For healthcare organizations and AI developers, this framework provides a standardized approach to implementing responsible AI practices in clinical settings. The moderate-to-substantial inter-rater agreement validates the framework's reliability, though some refinement remains necessary. Strong usability ratings (79.2/100 SUS) suggest practical applicability. The methodology extends beyond clinical summarization, potentially applicable to other LLM-generated medical content including clinical notes, differential diagnoses, and treatment recommendations.
The validation work establishes baseline expectations for similar AI safety frameworks across healthcare domains. Organizations deploying clinical LLMs face regulatory pressure to demonstrate safety governance; this framework provides structured evidence. Future work should expand validation across diverse LLM architectures, clinical specialties, and real-world deployment scenarios to strengthen generalizability and establish clinical implementation standards.

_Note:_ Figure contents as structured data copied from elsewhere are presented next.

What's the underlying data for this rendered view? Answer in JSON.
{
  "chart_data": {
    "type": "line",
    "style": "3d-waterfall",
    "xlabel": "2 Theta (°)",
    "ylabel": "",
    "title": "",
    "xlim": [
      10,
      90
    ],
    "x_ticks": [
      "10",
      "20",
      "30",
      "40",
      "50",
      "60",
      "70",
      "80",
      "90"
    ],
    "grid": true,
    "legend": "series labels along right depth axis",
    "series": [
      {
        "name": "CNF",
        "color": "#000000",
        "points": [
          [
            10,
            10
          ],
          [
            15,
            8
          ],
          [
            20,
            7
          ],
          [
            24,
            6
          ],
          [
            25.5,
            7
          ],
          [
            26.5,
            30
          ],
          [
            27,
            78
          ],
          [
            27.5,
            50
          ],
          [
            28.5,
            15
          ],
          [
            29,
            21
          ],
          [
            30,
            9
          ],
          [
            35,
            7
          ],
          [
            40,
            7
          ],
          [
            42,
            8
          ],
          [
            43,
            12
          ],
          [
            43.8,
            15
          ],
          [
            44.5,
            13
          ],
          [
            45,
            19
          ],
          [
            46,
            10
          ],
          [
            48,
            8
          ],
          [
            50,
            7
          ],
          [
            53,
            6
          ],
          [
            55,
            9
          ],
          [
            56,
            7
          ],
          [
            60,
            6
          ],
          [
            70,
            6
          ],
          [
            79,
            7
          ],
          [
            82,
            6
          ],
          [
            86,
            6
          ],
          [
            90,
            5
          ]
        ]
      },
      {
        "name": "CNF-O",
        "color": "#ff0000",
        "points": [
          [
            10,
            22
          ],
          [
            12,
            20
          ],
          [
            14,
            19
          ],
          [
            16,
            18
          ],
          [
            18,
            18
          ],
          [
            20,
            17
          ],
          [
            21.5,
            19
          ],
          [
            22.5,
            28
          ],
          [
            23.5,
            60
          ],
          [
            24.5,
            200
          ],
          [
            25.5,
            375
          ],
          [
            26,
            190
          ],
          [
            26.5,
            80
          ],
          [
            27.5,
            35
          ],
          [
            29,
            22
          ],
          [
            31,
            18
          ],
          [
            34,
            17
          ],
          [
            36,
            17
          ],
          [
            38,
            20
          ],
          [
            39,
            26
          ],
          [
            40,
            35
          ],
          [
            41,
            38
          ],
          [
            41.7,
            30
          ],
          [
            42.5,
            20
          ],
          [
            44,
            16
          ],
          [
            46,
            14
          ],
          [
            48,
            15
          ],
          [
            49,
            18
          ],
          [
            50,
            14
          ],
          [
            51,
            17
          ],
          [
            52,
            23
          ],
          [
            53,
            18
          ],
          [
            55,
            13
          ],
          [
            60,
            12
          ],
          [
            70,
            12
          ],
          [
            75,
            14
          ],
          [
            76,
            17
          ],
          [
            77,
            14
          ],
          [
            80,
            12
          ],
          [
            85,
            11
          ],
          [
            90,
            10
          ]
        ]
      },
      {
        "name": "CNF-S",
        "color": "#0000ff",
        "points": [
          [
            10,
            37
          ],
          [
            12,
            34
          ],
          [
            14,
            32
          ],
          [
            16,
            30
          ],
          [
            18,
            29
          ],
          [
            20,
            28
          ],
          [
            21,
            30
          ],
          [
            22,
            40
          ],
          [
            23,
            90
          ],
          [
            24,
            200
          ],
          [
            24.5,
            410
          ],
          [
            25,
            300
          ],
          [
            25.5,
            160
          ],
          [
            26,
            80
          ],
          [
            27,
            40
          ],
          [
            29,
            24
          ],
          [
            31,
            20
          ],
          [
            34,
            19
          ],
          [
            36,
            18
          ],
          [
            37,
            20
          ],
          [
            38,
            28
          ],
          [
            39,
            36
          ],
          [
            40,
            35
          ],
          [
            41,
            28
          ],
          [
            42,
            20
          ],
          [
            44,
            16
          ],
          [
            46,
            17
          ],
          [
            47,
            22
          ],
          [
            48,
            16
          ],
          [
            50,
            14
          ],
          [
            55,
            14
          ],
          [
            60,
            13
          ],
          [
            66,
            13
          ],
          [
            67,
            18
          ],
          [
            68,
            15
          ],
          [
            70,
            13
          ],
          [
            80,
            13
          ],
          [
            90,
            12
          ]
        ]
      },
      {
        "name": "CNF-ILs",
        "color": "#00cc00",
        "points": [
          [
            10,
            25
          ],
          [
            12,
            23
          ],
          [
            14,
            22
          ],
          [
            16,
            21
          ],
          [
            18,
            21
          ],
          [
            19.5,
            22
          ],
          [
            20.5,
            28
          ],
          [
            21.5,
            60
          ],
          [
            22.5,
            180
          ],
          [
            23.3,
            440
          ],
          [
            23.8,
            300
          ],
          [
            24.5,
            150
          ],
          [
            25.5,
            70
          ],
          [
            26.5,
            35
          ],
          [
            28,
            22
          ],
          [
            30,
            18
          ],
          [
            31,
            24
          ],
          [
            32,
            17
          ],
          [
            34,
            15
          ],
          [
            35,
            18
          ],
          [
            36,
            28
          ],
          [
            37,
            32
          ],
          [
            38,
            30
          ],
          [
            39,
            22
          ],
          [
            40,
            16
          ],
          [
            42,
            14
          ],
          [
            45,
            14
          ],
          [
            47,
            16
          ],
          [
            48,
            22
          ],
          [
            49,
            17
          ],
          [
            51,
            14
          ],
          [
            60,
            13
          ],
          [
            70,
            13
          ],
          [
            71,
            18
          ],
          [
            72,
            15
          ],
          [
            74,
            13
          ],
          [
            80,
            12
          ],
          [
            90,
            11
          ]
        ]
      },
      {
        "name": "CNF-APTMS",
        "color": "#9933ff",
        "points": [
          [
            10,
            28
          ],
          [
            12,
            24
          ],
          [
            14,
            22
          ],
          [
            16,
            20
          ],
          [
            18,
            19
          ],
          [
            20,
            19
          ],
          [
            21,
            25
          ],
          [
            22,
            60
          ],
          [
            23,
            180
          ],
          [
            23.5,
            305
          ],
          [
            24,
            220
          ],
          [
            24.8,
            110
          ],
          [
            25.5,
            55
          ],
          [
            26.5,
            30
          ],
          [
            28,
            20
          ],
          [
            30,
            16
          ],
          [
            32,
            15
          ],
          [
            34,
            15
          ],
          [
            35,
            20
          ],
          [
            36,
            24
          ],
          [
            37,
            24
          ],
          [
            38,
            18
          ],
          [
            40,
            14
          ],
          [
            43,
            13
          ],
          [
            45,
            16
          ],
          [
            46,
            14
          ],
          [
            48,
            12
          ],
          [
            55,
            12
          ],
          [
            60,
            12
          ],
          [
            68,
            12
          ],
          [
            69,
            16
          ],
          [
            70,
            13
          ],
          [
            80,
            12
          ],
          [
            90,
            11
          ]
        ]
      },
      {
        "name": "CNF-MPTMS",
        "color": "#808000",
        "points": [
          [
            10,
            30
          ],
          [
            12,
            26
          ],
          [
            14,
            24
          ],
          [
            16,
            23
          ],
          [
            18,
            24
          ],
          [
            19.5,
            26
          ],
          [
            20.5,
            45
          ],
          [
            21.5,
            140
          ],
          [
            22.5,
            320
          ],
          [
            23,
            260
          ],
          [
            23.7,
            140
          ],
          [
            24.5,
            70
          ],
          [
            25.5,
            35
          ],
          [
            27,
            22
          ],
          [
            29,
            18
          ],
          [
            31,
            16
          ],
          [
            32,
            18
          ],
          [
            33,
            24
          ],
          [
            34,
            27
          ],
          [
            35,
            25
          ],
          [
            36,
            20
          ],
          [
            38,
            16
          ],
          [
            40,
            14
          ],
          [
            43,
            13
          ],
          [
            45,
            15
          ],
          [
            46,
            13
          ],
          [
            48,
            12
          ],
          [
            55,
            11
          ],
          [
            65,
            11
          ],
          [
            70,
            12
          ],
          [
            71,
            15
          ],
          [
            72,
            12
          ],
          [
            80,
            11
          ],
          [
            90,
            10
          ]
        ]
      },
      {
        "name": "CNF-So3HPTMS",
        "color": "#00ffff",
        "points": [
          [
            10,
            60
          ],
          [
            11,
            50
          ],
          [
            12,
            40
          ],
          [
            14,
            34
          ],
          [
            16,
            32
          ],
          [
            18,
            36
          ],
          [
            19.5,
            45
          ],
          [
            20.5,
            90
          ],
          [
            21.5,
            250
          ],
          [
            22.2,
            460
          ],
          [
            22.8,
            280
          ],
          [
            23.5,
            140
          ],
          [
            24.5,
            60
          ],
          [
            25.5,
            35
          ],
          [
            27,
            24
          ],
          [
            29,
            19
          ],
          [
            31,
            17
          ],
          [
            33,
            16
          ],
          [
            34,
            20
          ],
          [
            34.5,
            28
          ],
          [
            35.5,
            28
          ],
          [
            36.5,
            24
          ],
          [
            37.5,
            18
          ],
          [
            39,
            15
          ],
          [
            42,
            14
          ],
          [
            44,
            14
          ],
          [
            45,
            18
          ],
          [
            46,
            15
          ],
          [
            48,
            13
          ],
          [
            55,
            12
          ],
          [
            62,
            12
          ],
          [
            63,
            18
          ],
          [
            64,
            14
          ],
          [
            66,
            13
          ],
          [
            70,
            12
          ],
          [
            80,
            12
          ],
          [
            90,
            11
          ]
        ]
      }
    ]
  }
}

- →First validated FMECA framework specifically designed for assessing patient safety risks in LLM-generated clinical content.
- →Framework identified 14 distinct failure modes with moderate-to-substantial inter-rater agreement, demonstrating reproducibility and clinical utility.
- →Strong usability ratings (79.2/100) indicate the framework is practical for clinical implementation and evaluation.
- →Addresses critical gap in healthcare AI governance by providing proactive risk assessment methodology rather than reactive incident response.
- →Establishes methodological foundation for broader AI safety assessment across clinical applications and potentially other high-stakes domains.